Ultimately the inflation rate has an inescapable subjective element to do with how you weight the importance of different classes of good and how you measure increases in quality, so there is no single number for real economic growth that is independent of the methodology used to calculate inflation. But, yes, T should go up with increases in quality as well as quantity.
Stephen Stretton says
Firstly, what I agree with. You can solve the business cycle by controlling credit.
Second, you can’t solve the business cycle if you just control money. Because credit and money are close substitutes. For that see the next point.
Third I disagree with the assumption that PV=MT is a useful approximation. This is the 1-Dimensional view of the economy. But PV=MT breaks down when you try to control M. The statistical laws change in that case. https://en.wikipedia.org/wiki/Goodhart%27s_law But two actions that raise M by the same amount will have radically different effects on the economy. For example if the government prints £1m and gives it to people, this will have a diferent effect than a bank lending out £1m extra. The difference is often huge, as the PV=MT is a poor approximation to how the economy works, without any clear fundamental justification.

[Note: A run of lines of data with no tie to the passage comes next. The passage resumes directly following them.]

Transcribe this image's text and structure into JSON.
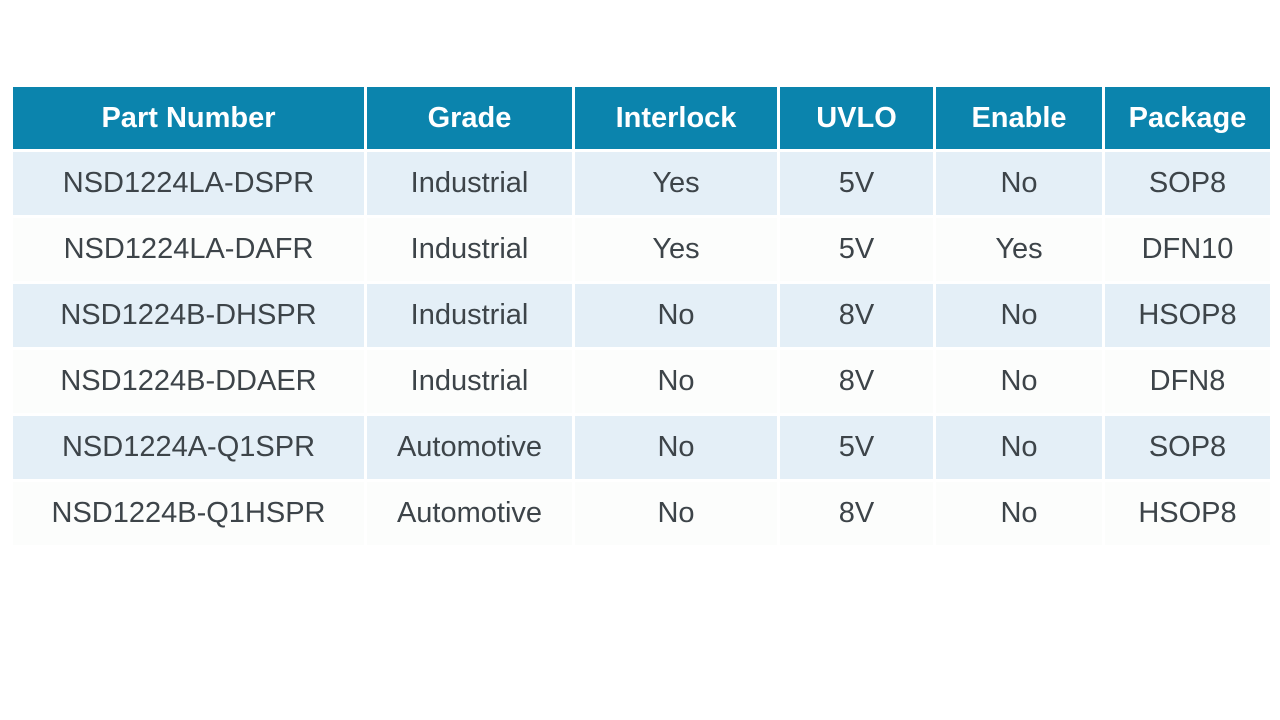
{
  "chart_data": {
    "type": "table",
    "columns": [
      "Part Number",
      "Grade",
      "Interlock",
      "UVLO",
      "Enable",
      "Package"
    ],
    "rows": [
      [
        "NSD1224LA-DSPR",
        "Industrial",
        "Yes",
        "5V",
        "No",
        "SOP8"
      ],
      [
        "NSD1224LA-DAFR",
        "Industrial",
        "Yes",
        "5V",
        "Yes",
        "DFN10"
      ],
      [
        "NSD1224B-DHSPR",
        "Industrial",
        "No",
        "8V",
        "No",
        "HSOP8"
      ],
      [
        "NSD1224B-DDAER",
        "Industrial",
        "No",
        "8V",
        "No",
        "DFN8"
      ],
      [
        "NSD1224A-Q1SPR",
        "Automotive",
        "No",
        "5V",
        "No",
        "SOP8"
      ],
      [
        "NSD1224B-Q1HSPR",
        "Automotive",
        "No",
        "8V",
        "No",
        "HSOP8"
      ]
    ]
  },
  "colors": {
    "header_bg": "#0b84ad",
    "header_text": "#ffffff",
    "row_alt_bg": "#e4eff7",
    "row_bg": "#fcfdfc",
    "body_text": "#3d4449"
  }
}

The better model is the 2-Dimensional model of the economy, or the 3-Dimensional model. The three dimensions are roughly:
1) How much the government deficit is (whether funded by bonds or money)
2) How much extra credit is created in the economy (whether or not it creates money)
3) What the interest rate set by the money and debt issued by the government (This is actually a subpart of a wider matter *asset taxes*, which comes along with (3), which is basically an asset tax on only one set of assets).
Applying the three factor model, we still find your fundamental point holds. Namely we don’t need the business cycle, it can be controlled as long as (2) in our 3D model is controlled. (Note also that (1) is also useful.
But because the 3D model is better than the 1D model, we also have three clubs in our golf bag, so we can solve more problems, and not get unexpected results because we apply an incorrect and oversimplified model. Basically the PV=MT in my view simply fails to be logic and reason (purely in my opinion). But the more fundamental point of the post is correct. We can abolish the business cycle, so long as we use EITHER (1) or (2). Using both tools we can achieve more than one macroeconomic objective. And with all three we can satisfy perhaps microeconomic financial stability orinequality objectives also.
admin says
I’m not sure that MV = PT actually breaks down. But, yes, the location where you inject the new “M” into the economy could have a big effect on the resulting V as some people spend money much faster than others. If a modest inject of M into the wrong place resulted in a huge overall change in V then the equation would not be very useful.
I’m sure a more complex model would be more operationally useful for a central bank trying to calculate how much new money to inject into the economy and what it’s effect on price would be.
In addition to a more complex theoretical model, the central bank could conduct experimental studies as well. Experimentally injecting extra cash into particular test communities and observing the resulting change in prices. Such experimental results could then be interpolated onto similar communities to get an estimate of the aggregate effect which a given injection of new money would have on prices in the country.
Stephen Stretton says
You are actually right. MV=PT doesn’t actually break down as it is an identity. But we don’t know if changes in M will affect V, P or T. Different ways of changing M will affect affect the economy differently. A two or three factor model (based on logic more than evidence) will get you most of the way there.
Eric A. says
Pegging the value to land does get away from the potential problem of large deposits of gold or oil being discovered and suddenly changing the value of what our money is “backed” by compared to a traditional gold standard or petrodollars. Like realtors love to say, they aren’t making anymore land (which is not completely true, but makes a nice slogan). A very interesting theory that deserves further analysis and thought.